Her PA slipped in and wordlessly delivered the coffee that always arrived within minutes of her settling behind her desk. Vanessa opened up her computer and allowed herself a grim little smile. Fancy Tony landing a woman with looks and brains. Carol Jordan wasn’t the sort of catch Vanessa expected of her son. If she’d imagined him with anyone, it would have been some mousy slip of a girl who worshipped the ground he walked on. Well, girlfriend or no girlfriend, she was going to have her way.

 

Elinor raised her hand to knock then paused. Was she about to commit career suicide?
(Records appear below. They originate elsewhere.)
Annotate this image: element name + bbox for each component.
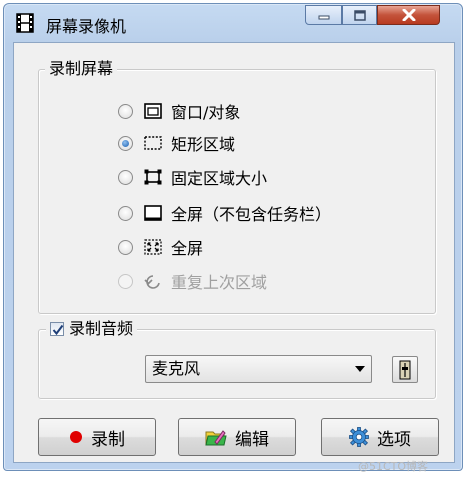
record-audio-header: 录制音频 <box>46 319 138 338</box>
fullscreen-icon <box>144 239 162 255</box>
chevron-down-icon <box>355 366 365 372</box>
record-dot-icon <box>69 430 83 444</box>
repeat-last-region-icon <box>144 275 160 289</box>
option-label: 重复上次区域 <box>171 273 268 292</box>
options-button[interactable]: 选项 <box>321 418 439 456</box>
edit-folder-icon <box>205 427 227 447</box>
option-label: 固定区域大小 <box>171 169 268 188</box>
radio-window-object[interactable] <box>118 103 133 119</box>
app-window: 屏幕录像机 录制屏幕 窗口/对象 矩形区域 固定区域大小 全屏（不包含任务栏） … <box>3 3 463 471</box>
edit-button-label: 编辑 <box>235 429 269 450</box>
record-audio-label: 录制音频 <box>69 319 134 338</box>
window-title: 屏幕录像机 <box>46 17 127 36</box>
fixed-region-icon <box>144 169 162 185</box>
gear-icon <box>349 427 369 447</box>
close-button[interactable] <box>377 5 440 25</box>
option-window-object[interactable]: 窗口/对象 <box>118 100 240 122</box>
watermark-text: @51CTO博客 <box>358 460 429 473</box>
maximize-icon <box>353 9 366 21</box>
option-label: 矩形区域 <box>171 135 236 154</box>
option-label: 窗口/对象 <box>171 103 241 122</box>
minimize-button[interactable] <box>305 5 342 25</box>
option-rectangle-region[interactable]: 矩形区域 <box>118 132 235 154</box>
checkmark-icon <box>52 324 64 336</box>
option-fixed-region[interactable]: 固定区域大小 <box>118 166 267 188</box>
audio-device-select[interactable]: 麦克风 <box>145 355 372 383</box>
audio-settings-button[interactable] <box>392 356 418 383</box>
window-object-icon <box>144 103 162 119</box>
record-audio-checkbox[interactable] <box>50 322 64 336</box>
options-button-label: 选项 <box>377 429 411 450</box>
edit-button[interactable]: 编辑 <box>178 418 296 456</box>
record-button[interactable]: 录制 <box>38 418 156 456</box>
option-fullscreen-no-taskbar[interactable]: 全屏（不包含任务栏） <box>118 202 331 224</box>
radio-fullscreen[interactable] <box>118 239 133 255</box>
option-fullscreen[interactable]: 全屏 <box>118 236 203 258</box>
record-button-label: 录制 <box>91 429 125 450</box>
record-screen-label: 录制屏幕 <box>45 60 118 78</box>
fullscreen-no-taskbar-icon <box>144 205 162 221</box>
rectangle-region-icon <box>144 136 162 150</box>
radio-repeat-last-region <box>118 273 133 289</box>
radio-fullscreen-no-taskbar[interactable] <box>118 205 133 221</box>
radio-fixed-region[interactable] <box>118 169 133 185</box>
option-label: 全屏（不包含任务栏） <box>171 205 332 224</box>
close-icon <box>402 9 415 21</box>
option-label: 全屏 <box>171 239 204 258</box>
option-repeat-last-region: 重复上次区域 <box>118 270 267 292</box>
minimize-icon <box>318 15 329 20</box>
film-icon <box>16 13 34 33</box>
audio-device-value: 麦克风 <box>152 359 201 378</box>
maximize-button[interactable] <box>342 5 377 25</box>
title-bar[interactable]: 屏幕录像机 <box>4 4 462 42</box>
dialog-body: 录制屏幕 窗口/对象 矩形区域 固定区域大小 全屏（不包含任务栏） 全屏 重复上… <box>13 42 455 463</box>
volume-mixer-icon <box>399 360 411 379</box>
radio-rectangle-region[interactable] <box>118 135 133 151</box>
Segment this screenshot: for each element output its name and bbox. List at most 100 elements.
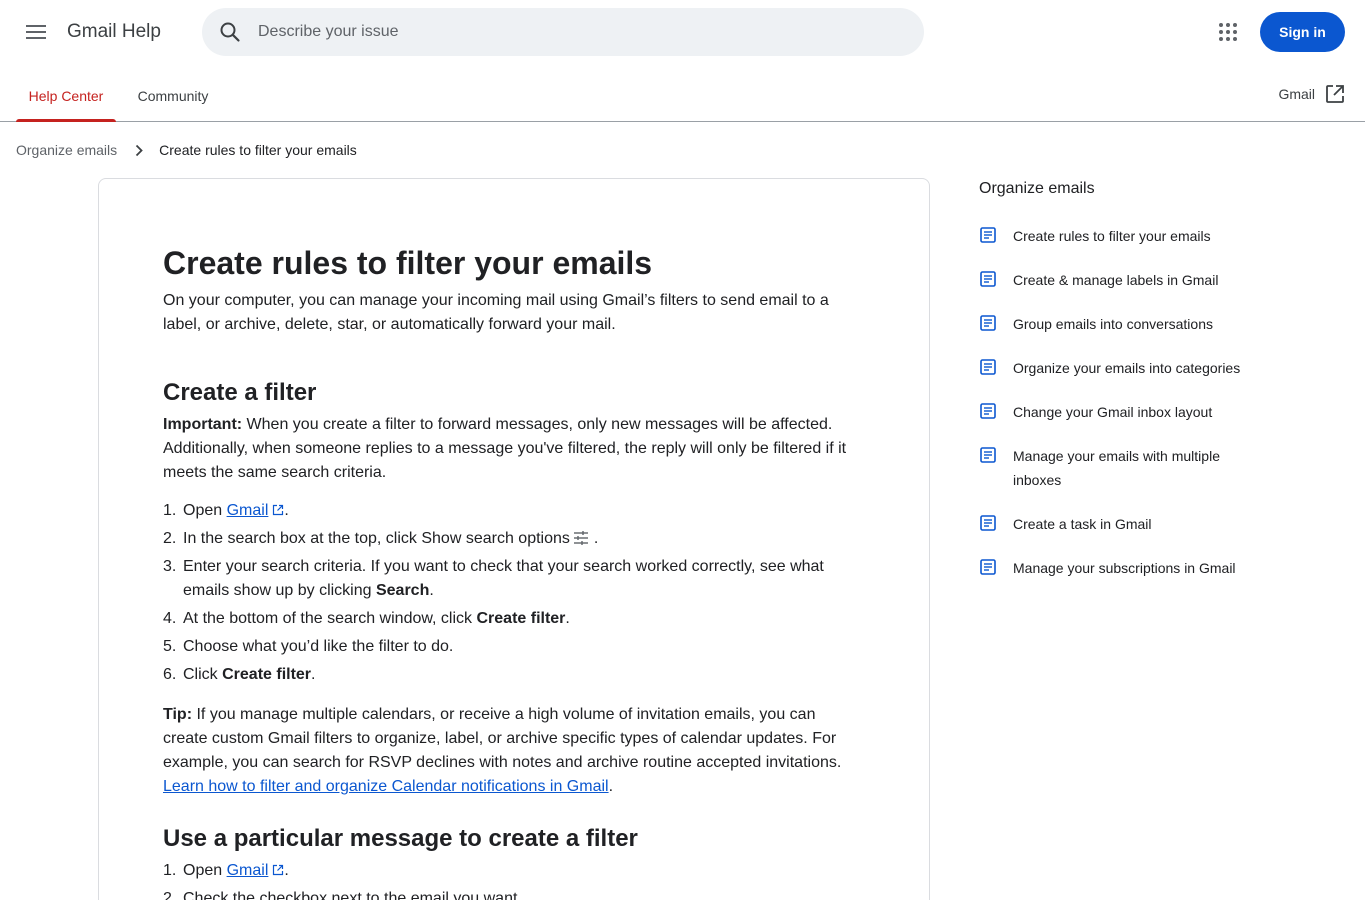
step-text: Choose what you’d like the filter to do. — [183, 638, 454, 655]
search-input[interactable] — [258, 8, 898, 56]
step-end: . — [311, 666, 316, 683]
gmail-link-2[interactable]: Gmail — [227, 862, 269, 879]
list-item: 5. Choose what you’d like the filter to d… — [163, 635, 863, 659]
help-tabs: Help Center Community Gmail — [0, 70, 1365, 122]
step-text: In the search box at the top, click Show… — [183, 530, 570, 547]
sidenav-item-task[interactable]: Create a task in Gmail — [979, 512, 1279, 536]
list-item: 4. At the bottom of the search window, cl… — [163, 607, 863, 631]
open-in-new-icon — [1326, 85, 1344, 103]
step-number: 5. — [163, 638, 177, 655]
gmail-link[interactable]: Gmail — [227, 502, 269, 519]
create-filter-steps: 1. Open Gmail. 2. In the search box at the… — [163, 499, 863, 687]
search-icon[interactable] — [218, 20, 242, 44]
step-number: 1. — [163, 862, 177, 879]
article-icon — [980, 359, 996, 375]
article-card: Create rules to filter your emails On yo… — [98, 178, 930, 900]
step-end: . — [593, 530, 599, 547]
step-bold: Create filter — [476, 610, 566, 627]
section-heading-create-filter: Create a filter — [163, 379, 317, 406]
step-end: . — [284, 862, 289, 879]
sidenav-item-label: Organize your emails into categories — [1013, 360, 1241, 376]
article-icon — [980, 447, 996, 463]
sidenav-item-subscriptions[interactable]: Manage your subscriptions in Gmail — [979, 556, 1279, 580]
apps-grid-icon — [1219, 23, 1237, 41]
sidenav-title: Organize emails — [979, 180, 1095, 197]
tune-icon — [573, 531, 588, 545]
list-item: 1. Open Gmail. — [163, 859, 863, 883]
external-link-icon — [273, 864, 284, 876]
external-link-icon — [273, 504, 284, 516]
related-articles-nav: Organize emails Create rules to filter y… — [979, 180, 1279, 600]
article-intro: On your computer, you can manage your in… — [163, 292, 829, 333]
hamburger-menu-icon — [26, 25, 46, 39]
search-bar[interactable] — [202, 8, 924, 56]
step-text: Enter your search criteria. If you want … — [183, 558, 824, 599]
step-number: 4. — [163, 610, 177, 627]
sidenav-item-multiple-inboxes[interactable]: Manage your emails with multiple inboxes — [979, 444, 1279, 492]
list-item: 2. In the search box at the top, click Sh… — [163, 527, 863, 551]
sidenav-item-label: Change your Gmail inbox layout — [1013, 404, 1213, 420]
step-text: Open — [183, 862, 227, 879]
sidenav-item-label: Create rules to filter your emails — [1013, 228, 1211, 244]
sidenav-item-create-rules[interactable]: Create rules to filter your emails — [979, 224, 1279, 248]
important-text: When you create a filter to forward mess… — [163, 416, 847, 481]
article-body: Create rules to filter your emails On yo… — [163, 243, 863, 900]
tip-end: . — [608, 778, 614, 795]
list-item: 6. Click Create filter. — [163, 663, 863, 687]
step-text: Click — [183, 666, 223, 683]
step-end: . — [429, 582, 434, 599]
step-number: 2. — [163, 890, 177, 900]
sidenav-item-inbox-layout[interactable]: Change your Gmail inbox layout — [979, 400, 1279, 424]
step-text: At the bottom of the search window, clic… — [183, 610, 477, 627]
google-apps-button[interactable] — [1208, 12, 1248, 52]
step-number: 6. — [163, 666, 177, 683]
step-number: 1. — [163, 502, 177, 519]
sign-in-button[interactable]: Sign in — [1260, 12, 1345, 52]
sidenav-item-categories[interactable]: Organize your emails into categories — [979, 356, 1279, 380]
step-bold: Create filter — [222, 666, 312, 683]
tip-note: Tip: If you manage multiple calendars, o… — [163, 703, 863, 799]
sidenav-item-label: Group emails into conversations — [1013, 316, 1213, 332]
article-icon — [980, 315, 996, 331]
tip-label: Tip: — [163, 706, 193, 723]
tab-community[interactable]: Community — [124, 70, 222, 121]
main-menu-button[interactable] — [16, 12, 56, 52]
breadcrumb-parent-link[interactable]: Organize emails — [16, 142, 117, 158]
calendar-filter-link[interactable]: Learn how to filter and organize Calenda… — [163, 778, 609, 795]
article-title: Create rules to filter your emails — [163, 245, 653, 281]
article-icon — [980, 227, 996, 243]
article-icon — [980, 515, 996, 531]
sidenav-item-label: Create a task in Gmail — [1013, 516, 1152, 532]
important-note: Important: When you create a filter to f… — [163, 413, 863, 485]
tab-help-center[interactable]: Help Center — [16, 70, 116, 122]
open-gmail-link[interactable]: Gmail — [1278, 84, 1345, 104]
sidenav-item-label: Manage your emails with multiple inboxes — [1013, 448, 1220, 488]
list-item: 1. Open Gmail. — [163, 499, 863, 523]
section-heading-particular-message: Use a particular message to create a fil… — [163, 825, 638, 852]
important-label: Important: — [163, 416, 243, 433]
step-bold: Search — [375, 582, 430, 599]
sidenav-item-labels[interactable]: Create & manage labels in Gmail — [979, 268, 1279, 292]
step-number: 3. — [163, 558, 177, 575]
article-icon — [980, 559, 996, 575]
breadcrumb-current: Create rules to filter your emails — [159, 142, 357, 158]
chevron-right-icon — [136, 144, 143, 156]
particular-message-steps: 1. Open Gmail. 2. Check the checkbox next … — [163, 859, 863, 900]
sidenav-item-label: Manage your subscriptions in Gmail — [1013, 560, 1236, 576]
top-app-bar: Gmail Help Sign in — [0, 0, 1365, 64]
article-icon — [980, 403, 996, 419]
list-item: 3. Enter your search criteria. If you wan… — [163, 555, 863, 603]
app-title[interactable]: Gmail Help — [67, 21, 161, 43]
sidenav-item-conversations[interactable]: Group emails into conversations — [979, 312, 1279, 336]
step-text: Check the checkbox next to the email you… — [183, 890, 522, 900]
open-gmail-label: Gmail — [1278, 86, 1315, 102]
step-number: 2. — [163, 530, 177, 547]
step-end: . — [565, 610, 570, 627]
step-text: Open — [183, 502, 227, 519]
tip-text: If you manage multiple calendars, or rec… — [163, 706, 842, 771]
article-icon — [980, 271, 996, 287]
sidenav-item-label: Create & manage labels in Gmail — [1013, 272, 1219, 288]
step-end: . — [284, 502, 289, 519]
list-item: 2. Check the checkbox next to the email y… — [163, 887, 863, 900]
breadcrumb: Organize emails Create rules to filter y… — [16, 141, 357, 159]
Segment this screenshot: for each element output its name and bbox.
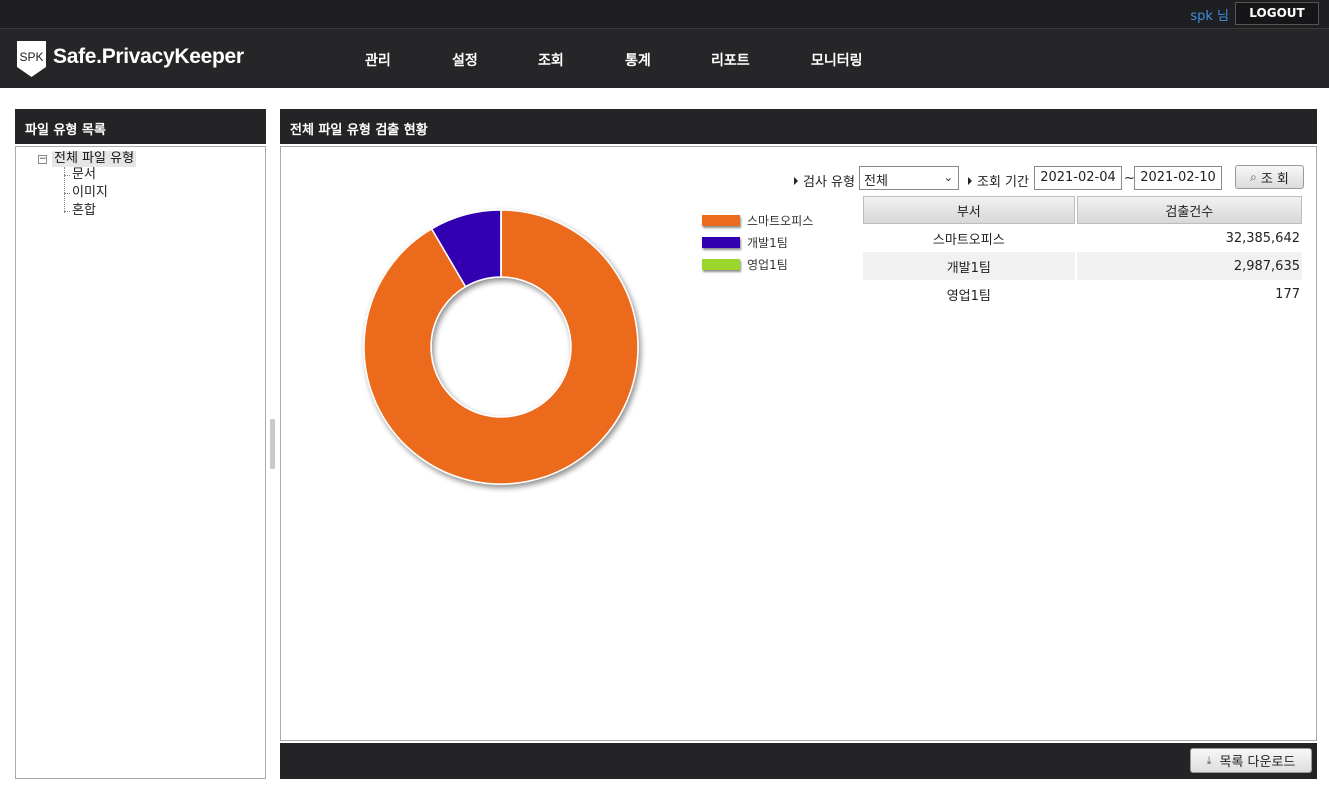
detection-table: 부서 검출건수 스마트오피스 32,385,642 개발1팀 2,987,635… (861, 196, 1304, 308)
legend-label: 스마트오피스 (747, 213, 814, 228)
tree-item-mixed[interactable]: 혼합 (72, 203, 96, 219)
panel-splitter[interactable] (270, 419, 275, 469)
tree-root[interactable]: − 전체 파일 유형 (38, 151, 137, 167)
nav-settings[interactable]: 설정 (452, 50, 478, 70)
file-type-tree: − 전체 파일 유형 문서 이미지 혼합 (15, 146, 266, 779)
search-icon: ⌕ (1250, 169, 1257, 184)
download-list-button[interactable]: ⤓ 목록 다운로드 (1190, 748, 1312, 773)
logo-badge-text: SPK (19, 50, 43, 64)
main-header: SPK Safe.PrivacyKeeper 관리 설정 조회 통계 리포트 모… (0, 29, 1329, 88)
tree-collapse-icon[interactable]: − (38, 154, 47, 164)
tree-root-label[interactable]: 전체 파일 유형 (52, 151, 137, 167)
date-to-input[interactable]: 2021-02-10 (1134, 166, 1222, 190)
nav-report[interactable]: 리포트 (711, 50, 750, 70)
download-list-label: 목록 다운로드 (1219, 755, 1296, 770)
dept-cell: 스마트오피스 (932, 232, 1005, 248)
nav-inquiry[interactable]: 조회 (538, 50, 564, 70)
legend-item[interactable]: 스마트오피스 (702, 209, 813, 231)
table-row[interactable]: 스마트오피스 32,385,642 (863, 224, 1302, 252)
count-cell: 2,987,635 (1076, 252, 1302, 280)
tree-connector (64, 167, 65, 213)
inspection-type-select[interactable]: 전체 ⌄ (859, 166, 959, 190)
period-label: 조회 기간 (968, 171, 1029, 190)
inspection-type-label: 검사 유형 (794, 171, 855, 190)
tree-item-image[interactable]: 이미지 (72, 185, 108, 201)
detection-status-title: 전체 파일 유형 검출 현황 (280, 109, 1317, 144)
legend-swatch (702, 258, 740, 270)
chevron-down-icon: ⌄ (943, 171, 953, 184)
nav-management[interactable]: 관리 (365, 50, 391, 70)
dept-cell: 영업1팀 (946, 288, 991, 304)
count-cell: 32,385,642 (1225, 230, 1300, 246)
detection-status-body: 스마트오피스 개발1팀 영업1팀 검사 유형 전체 ⌄ 조회 기간 2021-02-… (280, 146, 1317, 741)
user-bar: spk 님 LOGOUT (0, 0, 1329, 29)
inspection-type-value: 전체 (864, 174, 888, 189)
legend-swatch (702, 236, 740, 248)
search-button[interactable]: ⌕ 조 회 (1235, 165, 1304, 189)
donut-chart (363, 209, 639, 485)
logo-badge: SPK (15, 39, 48, 79)
user-name: spk 님 (1190, 9, 1229, 24)
table-row[interactable]: 개발1팀 2,987,635 (863, 252, 1302, 280)
chart-legend: 스마트오피스개발1팀영업1팀 (702, 209, 813, 275)
legend-label: 개발1팀 (747, 235, 788, 250)
nav-monitoring[interactable]: 모니터링 (811, 50, 863, 70)
download-icon: ⤓ (1206, 753, 1212, 767)
legend-item[interactable]: 영업1팀 (702, 253, 813, 275)
count-cell: 177 (1275, 286, 1300, 302)
legend-item[interactable]: 개발1팀 (702, 231, 813, 253)
legend-swatch (702, 214, 740, 226)
date-from-input[interactable]: 2021-02-04 (1034, 166, 1122, 190)
tree-item-document[interactable]: 문서 (72, 167, 96, 183)
logout-button[interactable]: LOGOUT (1235, 2, 1319, 25)
detection-status-footer: ⤓ 목록 다운로드 (280, 743, 1317, 779)
column-header-dept[interactable]: 부서 (863, 196, 1075, 224)
search-button-label: 조 회 (1260, 171, 1289, 187)
legend-label: 영업1팀 (747, 257, 788, 272)
logo-text: Safe.PrivacyKeeper (53, 45, 244, 68)
file-type-list-title: 파일 유형 목록 (15, 109, 266, 144)
column-header-count[interactable]: 검출건수 (1076, 196, 1302, 224)
table-row[interactable]: 영업1팀 177 (863, 280, 1302, 308)
dept-cell: 개발1팀 (863, 252, 1075, 280)
nav-statistics[interactable]: 통계 (625, 50, 651, 70)
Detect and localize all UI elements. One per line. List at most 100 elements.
You could argue that, if she was right, it didn’t matter whether she spoke up or not. Because if she was right, Robbie Bishop was going to die anyway. Nothing could alter that. But if she was right and she didn’t speak up, someone else could die. Whether accident or intent lay behind whatever had happened to him, it could happen to someone else.

The thought of having another death on her conscience swung it for Elinor. Better to make an arse of herself in a good cause than have to deal with that. She rapped on the door and waited for Denby’s distracted, ‘Yes, yes, come in.’ He looked up impatiently from a stack of case notes. ‘Dr Blessing,’ he said. ‘Any change?’

‘In Robbie Bishop?’

Denby pulled a half-smile. ‘Who else? We claim to treat all our patients equally, but it’s not exactly easy when we have to run the gauntlet of football fans whenever we enter or leave the hospital.’ He swung round in his chair and looked through the window to the car park below. ‘Even more of them now than when I came back in after lunch.’ He turned back as Elinor began to speak. ‘Do you suppose they think being there can influence the outcome?’ He sounded more bemused than cynical.